Горемыкин предложил место министра финансов Коковцеву, Коковцев зашел ко мне и спросил моего мнения по поводу этого предложения Я ему посоветовал согласиться. Затем, к моему большому удивлению он в Государственной Думе заявил о том, как финансовое положение России было спасено займом 1906 года, как ему трудно было его совершить и какие мучения он испытал при ведении дела. Одним словом, почтеннейший Владимир Николаевич рассчитывал на то, что, так как ни Государственной Думе, ни россиянам неизвестно, как совершалось это чрезвычайное дело, то все поверят, что он – Владимир Николаевич явился спасителем России. Тут весь Коковцев…

Вследствие таких заявлений его я собрал сохранившиеся у меня документы по займу 1906 года, которые составляют отдельную папку в моем архиве. Некоторыми из этих документов я выше и воспользовался, так как случайно они оказались у меня под руками.*

Глава сорок вторая. Финляндия

Во время моего председательства состоялось назначение члена Государственного Совета Герарда финляндским ген. – губернатором. Я не разделял политики относительно Финляндии, предпринятой в царствование Императора Николая II со времени назначения управляющим министерством Куропаткина, и затем назначения ген. – губернатором Бобрикова, приведшего этот край в смутное состояние, которое не кончилось, как думают некоторые, от проведения скоропалительно, тому назад два месяца (сегодня июль 1910 г.), через новые законодательные учреждения довольно бессовестного закона о порядке решения дел, касающихся Финляндии. Какие будут последствия этой меры, увидим, но несомненно, что многое будет зависеть от общего положения, в котором будет находиться Империя в ближайшие годы или десятилетия.
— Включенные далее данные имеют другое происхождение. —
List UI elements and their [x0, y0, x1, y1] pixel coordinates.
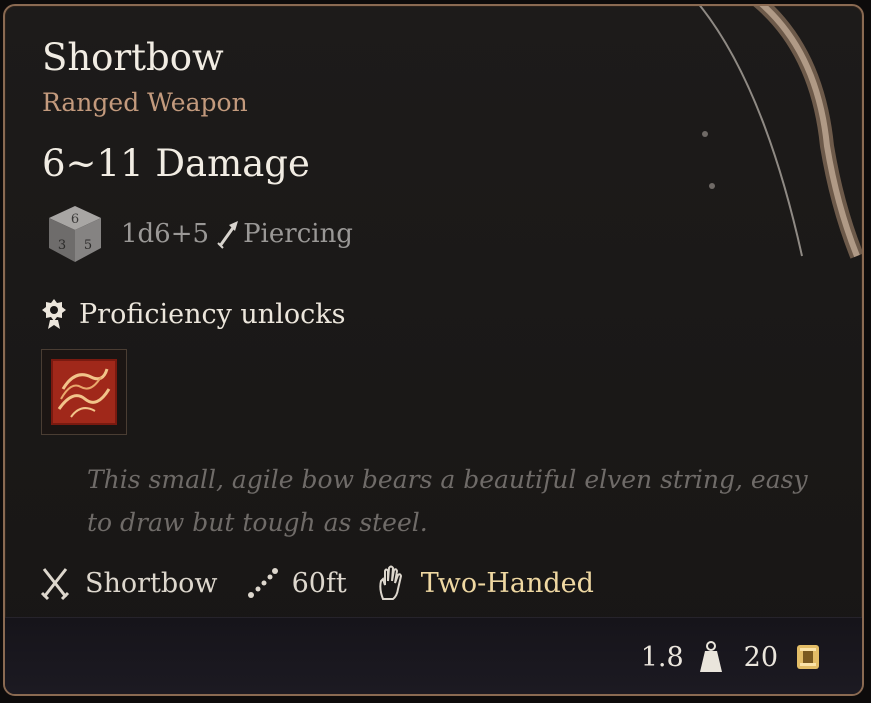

Если обстоятельства будут складываться неблагоприятно, то затеянное своеобразное руссифицирование Финляндии, как вообще поход против инородцев, может иметь весьма тяжелые для Империи и династии последствия. Дай Бог, чтобы это не случилось, чтобы «карта была бита». Я употребляю это выражение азартных игроков, так как теперешняя политика во многом напоминает азартную игру; сам Столыпин употребляет выражение, что таким-то законом он «ставит ставку» на то-то; например, в крестьянском законе он поставил «ставку на сильного». По случаю нового закона о порядке решения дел, касающихся Финляндии, появилась целая литература, которая совместно с речами, которые были произнесены по этому предмету в законодательных учреждениях, несмотря на крайние протесты ведения прений председателями (в особенности Государственного Совета) и послушным правительству большинством, может служить хорошим материалом для лиц, желающих изучить это дело.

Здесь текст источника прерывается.